Así entra la neurociencia en la cabina de un F-18: el Ejército del Aire mide la actividad cerebral de sus pilotos
La primera prueba se ha realizado en la base aérea de Torrejón con un piloto del Ala 12. Se busca desarrollar un neurocasco para pilotos de combate.
El ruido del reactor, las vibraciones de la cabina y los sistemas del avión en funcionamiento no impidieron el experimento. En la Base Aérea de Torrejón, un piloto operativo del Ala 12 se sentó en la cabina de un F-18 Hornet con un objetivo inédito: medir su actividad cerebral en tiempo real. El caza estaba plenamente operativo en tierra, reproduciendo fielmente las condiciones de un entorno aéreo real.
Dentro del casco del piloto, los técnicos habían integrado un sistema de electroencefalografía no invasiva, adaptado a las severas limitaciones físicas de un avión de combate. La señal cerebral se registraba y visualizaba en una tableta digital anclada a la pierna del aviador, un detalle que resume el desafío del proyecto: introducir tecnología neurocientífica avanzada sin interferir en la misión ni comprometer la seguridad.
La experiencia ha demostrado por primera vez que es posible captar señales neurofisiológicas fiables en un entorno aeronáutico militar operativo. No se trata de un experimento de laboratorio, sino de un primer paso real hacia el análisis del estado cognitivo del piloto en escenarios de alta exigencia, donde la carga mental, la fatiga o la pérdida de conciencia situacional pueden marcar la diferencia.

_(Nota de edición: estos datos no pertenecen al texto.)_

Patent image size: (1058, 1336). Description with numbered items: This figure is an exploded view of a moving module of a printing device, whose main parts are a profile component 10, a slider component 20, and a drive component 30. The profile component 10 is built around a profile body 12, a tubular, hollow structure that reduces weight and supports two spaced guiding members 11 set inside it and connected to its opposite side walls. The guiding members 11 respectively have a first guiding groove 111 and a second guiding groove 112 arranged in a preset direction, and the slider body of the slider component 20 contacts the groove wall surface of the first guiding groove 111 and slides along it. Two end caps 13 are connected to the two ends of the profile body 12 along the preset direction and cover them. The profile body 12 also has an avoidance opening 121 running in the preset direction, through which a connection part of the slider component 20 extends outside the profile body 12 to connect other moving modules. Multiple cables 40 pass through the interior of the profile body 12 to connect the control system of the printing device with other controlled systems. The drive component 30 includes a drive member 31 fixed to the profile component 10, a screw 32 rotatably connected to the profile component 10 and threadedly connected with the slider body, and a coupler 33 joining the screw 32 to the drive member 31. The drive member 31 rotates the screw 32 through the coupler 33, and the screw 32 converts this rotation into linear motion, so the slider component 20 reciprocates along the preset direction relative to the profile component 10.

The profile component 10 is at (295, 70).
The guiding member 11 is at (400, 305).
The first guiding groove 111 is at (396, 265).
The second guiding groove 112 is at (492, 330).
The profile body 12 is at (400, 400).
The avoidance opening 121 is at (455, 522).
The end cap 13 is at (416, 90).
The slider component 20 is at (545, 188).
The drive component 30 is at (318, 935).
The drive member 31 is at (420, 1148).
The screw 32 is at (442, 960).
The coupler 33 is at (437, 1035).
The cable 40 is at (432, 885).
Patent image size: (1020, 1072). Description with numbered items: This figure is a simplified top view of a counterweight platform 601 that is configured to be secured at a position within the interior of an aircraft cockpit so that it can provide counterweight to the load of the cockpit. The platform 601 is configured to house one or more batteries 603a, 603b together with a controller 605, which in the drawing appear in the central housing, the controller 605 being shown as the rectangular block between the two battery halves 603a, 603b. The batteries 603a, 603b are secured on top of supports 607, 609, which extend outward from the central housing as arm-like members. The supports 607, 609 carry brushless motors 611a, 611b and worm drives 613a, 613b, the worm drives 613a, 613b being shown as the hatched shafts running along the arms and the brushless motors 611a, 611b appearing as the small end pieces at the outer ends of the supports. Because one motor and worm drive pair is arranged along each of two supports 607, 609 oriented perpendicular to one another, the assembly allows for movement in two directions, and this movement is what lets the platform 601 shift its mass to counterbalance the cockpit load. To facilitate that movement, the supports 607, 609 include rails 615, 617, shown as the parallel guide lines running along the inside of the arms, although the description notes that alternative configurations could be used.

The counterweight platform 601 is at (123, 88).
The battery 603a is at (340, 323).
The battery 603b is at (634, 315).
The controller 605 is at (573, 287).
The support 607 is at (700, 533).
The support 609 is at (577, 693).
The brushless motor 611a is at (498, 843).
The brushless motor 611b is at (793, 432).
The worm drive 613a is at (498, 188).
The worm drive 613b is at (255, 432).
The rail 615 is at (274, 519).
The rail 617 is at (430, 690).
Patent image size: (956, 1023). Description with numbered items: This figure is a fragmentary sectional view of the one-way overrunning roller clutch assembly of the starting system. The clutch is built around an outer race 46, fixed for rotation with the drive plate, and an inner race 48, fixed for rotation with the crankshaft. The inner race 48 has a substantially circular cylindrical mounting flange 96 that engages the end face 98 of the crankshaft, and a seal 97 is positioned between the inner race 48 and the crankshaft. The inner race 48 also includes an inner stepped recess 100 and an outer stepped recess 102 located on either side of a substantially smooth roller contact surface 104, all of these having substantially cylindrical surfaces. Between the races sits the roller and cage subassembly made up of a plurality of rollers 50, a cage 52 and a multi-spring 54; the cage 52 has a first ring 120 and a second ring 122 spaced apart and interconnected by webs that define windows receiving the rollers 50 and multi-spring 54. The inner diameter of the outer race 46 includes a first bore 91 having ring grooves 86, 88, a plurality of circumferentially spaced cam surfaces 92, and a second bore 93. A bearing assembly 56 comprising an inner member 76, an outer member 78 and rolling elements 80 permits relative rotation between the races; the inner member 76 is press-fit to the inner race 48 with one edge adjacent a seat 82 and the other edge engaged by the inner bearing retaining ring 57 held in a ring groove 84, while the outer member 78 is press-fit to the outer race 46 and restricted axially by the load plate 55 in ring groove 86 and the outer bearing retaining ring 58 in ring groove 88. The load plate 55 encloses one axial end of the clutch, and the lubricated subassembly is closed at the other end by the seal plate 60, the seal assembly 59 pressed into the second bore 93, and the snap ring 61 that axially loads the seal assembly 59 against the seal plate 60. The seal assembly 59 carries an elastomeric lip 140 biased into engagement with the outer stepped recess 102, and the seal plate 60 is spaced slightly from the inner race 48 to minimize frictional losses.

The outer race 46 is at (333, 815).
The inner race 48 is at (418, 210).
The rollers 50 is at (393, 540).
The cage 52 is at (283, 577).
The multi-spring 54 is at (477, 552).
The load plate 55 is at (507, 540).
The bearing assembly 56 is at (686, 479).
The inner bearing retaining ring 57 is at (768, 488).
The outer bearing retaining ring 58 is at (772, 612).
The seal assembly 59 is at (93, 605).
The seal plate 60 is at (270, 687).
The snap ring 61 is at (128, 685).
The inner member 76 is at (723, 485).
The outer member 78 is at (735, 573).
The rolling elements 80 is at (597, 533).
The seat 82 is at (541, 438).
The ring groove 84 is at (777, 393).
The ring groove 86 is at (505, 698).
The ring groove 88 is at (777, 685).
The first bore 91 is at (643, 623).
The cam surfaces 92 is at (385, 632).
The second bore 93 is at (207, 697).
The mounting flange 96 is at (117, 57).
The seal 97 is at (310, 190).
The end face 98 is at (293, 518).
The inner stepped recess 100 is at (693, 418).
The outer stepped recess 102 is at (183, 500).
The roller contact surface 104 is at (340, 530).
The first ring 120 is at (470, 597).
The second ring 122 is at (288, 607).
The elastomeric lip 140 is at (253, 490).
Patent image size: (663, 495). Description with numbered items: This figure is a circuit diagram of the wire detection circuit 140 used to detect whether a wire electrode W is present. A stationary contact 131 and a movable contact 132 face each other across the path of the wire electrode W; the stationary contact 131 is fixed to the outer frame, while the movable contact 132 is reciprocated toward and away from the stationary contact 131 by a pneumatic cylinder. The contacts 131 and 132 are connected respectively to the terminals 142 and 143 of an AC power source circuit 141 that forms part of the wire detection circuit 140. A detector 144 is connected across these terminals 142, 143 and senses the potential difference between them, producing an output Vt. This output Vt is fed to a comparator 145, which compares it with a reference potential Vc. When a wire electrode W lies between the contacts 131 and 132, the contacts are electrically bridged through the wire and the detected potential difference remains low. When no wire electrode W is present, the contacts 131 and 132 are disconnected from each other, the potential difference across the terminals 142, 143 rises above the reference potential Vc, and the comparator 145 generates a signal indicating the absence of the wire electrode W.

El proyecto persigue mejorar el desempeño y la seguridad del personal de vuelo mediante indicadores objetivos del estado mental del piloto. A través de algoritmos de inteligencia artificial y técnicas avanzadas de procesamiento de señal, los investigadores buscan medir la carga cognitiva, anticipar situaciones de saturación y evaluar cómo responde el organismo humano a la presión constante del combate aéreo moderno.
Detrás de este hito está el trabajo conjunto del Ejército del Aire y del Espacio, la Universidad Politécnica de Madrid y la empresa Indra. El equipo NeuroTechAI-UPM, integrado en el programa DIANA de la OTAN, ha liderado una investigación que durante el último año ha pasado por laboratorios, simuladores de F-18 y pruebas progresivas hasta alcanzar la plataforma real.
El ensayo forma parte de un plan más ambicioso: el desarrollo de un futuro neurocasco para pilotos de combate, capaz de incorporar sistemas neuroadaptativos. En los próximos meses, según han explicado desde el Ejército del Aire y el Espacio, se prevén pruebas más exigentes, incluidos vuelos reales. Los avances se presentarán en las jornadas BACSI26, en marzo, en la Maestranza y Base Aérea de Albacete.